With this definition we have almost determined the course of $f (γ)$ given the course $Γ$ of $γ .$ The above gives us that $f (γ)$ is the union of three hex curves whose three courses are those in the triple $w i g g l e (Γ) .$ It remains to determine how to join these courses. Now, $w i g g l e (Γ)$ is a triple $(M M, Y Y, C C)$ beginning in some triangle $t$ and ending in some triangle $T .$ Assuming $Γ$ is the course of a closed hex curve, likewise $w i g g l e (Γ)$ is too. Thus the aft side of $t$ and the fore side of $T$ coincide.

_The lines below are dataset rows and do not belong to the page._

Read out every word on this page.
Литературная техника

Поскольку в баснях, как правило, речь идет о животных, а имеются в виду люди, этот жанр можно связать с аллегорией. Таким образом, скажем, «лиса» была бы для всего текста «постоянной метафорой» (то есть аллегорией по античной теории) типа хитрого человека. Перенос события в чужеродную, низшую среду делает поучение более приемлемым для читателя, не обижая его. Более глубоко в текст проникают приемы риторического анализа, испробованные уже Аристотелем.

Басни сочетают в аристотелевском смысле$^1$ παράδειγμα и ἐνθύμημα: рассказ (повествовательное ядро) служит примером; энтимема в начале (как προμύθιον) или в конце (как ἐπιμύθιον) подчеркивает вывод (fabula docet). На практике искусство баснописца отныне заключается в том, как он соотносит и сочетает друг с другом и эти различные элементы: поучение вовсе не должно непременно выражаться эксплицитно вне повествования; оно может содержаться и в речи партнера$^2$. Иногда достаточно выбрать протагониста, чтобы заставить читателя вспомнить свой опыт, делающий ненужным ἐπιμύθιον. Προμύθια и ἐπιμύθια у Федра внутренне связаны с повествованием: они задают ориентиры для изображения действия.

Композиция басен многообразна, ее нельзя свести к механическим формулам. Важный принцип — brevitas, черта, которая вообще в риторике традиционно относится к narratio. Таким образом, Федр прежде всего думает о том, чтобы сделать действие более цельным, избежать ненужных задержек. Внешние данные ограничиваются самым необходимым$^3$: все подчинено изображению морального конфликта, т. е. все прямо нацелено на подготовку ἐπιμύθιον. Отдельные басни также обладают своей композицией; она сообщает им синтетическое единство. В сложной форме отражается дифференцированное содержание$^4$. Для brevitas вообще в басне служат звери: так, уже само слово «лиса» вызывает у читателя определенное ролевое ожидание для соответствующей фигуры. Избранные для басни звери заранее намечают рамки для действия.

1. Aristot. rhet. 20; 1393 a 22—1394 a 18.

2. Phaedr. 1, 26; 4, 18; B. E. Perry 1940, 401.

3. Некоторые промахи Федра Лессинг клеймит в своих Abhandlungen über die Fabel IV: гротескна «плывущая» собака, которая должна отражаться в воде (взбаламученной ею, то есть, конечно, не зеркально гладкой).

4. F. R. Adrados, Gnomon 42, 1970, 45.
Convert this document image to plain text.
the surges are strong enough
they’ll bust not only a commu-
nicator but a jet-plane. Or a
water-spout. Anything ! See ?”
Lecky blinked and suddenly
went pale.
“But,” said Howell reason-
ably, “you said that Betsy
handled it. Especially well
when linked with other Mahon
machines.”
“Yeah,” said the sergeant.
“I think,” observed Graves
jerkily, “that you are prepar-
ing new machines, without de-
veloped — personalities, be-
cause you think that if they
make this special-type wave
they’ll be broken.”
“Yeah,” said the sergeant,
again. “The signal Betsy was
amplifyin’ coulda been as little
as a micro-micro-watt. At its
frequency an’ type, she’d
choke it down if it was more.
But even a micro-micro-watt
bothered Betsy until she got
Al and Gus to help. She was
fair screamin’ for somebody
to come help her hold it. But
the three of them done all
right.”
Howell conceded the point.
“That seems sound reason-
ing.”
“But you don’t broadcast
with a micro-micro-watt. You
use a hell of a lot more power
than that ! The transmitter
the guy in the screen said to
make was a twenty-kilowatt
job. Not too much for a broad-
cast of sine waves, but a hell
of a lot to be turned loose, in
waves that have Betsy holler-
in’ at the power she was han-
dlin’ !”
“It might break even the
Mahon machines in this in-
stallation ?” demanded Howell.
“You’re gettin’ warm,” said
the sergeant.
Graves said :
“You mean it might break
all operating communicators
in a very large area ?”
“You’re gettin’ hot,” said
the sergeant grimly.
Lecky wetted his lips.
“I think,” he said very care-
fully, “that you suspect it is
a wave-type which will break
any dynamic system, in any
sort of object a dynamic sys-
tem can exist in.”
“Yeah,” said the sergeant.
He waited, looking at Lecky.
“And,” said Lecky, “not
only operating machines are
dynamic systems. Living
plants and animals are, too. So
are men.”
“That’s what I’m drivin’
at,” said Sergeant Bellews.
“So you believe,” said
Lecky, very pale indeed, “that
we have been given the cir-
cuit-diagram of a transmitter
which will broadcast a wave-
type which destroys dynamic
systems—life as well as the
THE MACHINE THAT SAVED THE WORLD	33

So $t_{i}^{A}$ and $T_{i}^{F}$ coincide along these sides for $i \in {3, 4, 5} .$ Now, $Y Y$ ends at $T_{3}^{F}$ and $M M$ begins at $t_{3}^{A};$ $M M$ ends at $t_{4}^{A}$ and $C C$ begins at $T_{4}^{F};$ and finally $C C$ ends at $T_{5}^{F}$ and $Y Y$ begins at $t_{5}^{A} .$ Thus the complete course of $f (γ)$ is $Y Y * M M * C C .$

def wiggle(tokens):
    trps = map(lambda tok: P_becomes if tok == 'P' else S_becomes, tokens)
    tot = trps.__next__()
    for trp in trps:
        tot = join(tot,trp)
    (MM,YY,CC) = tot
    return YY + MM + CC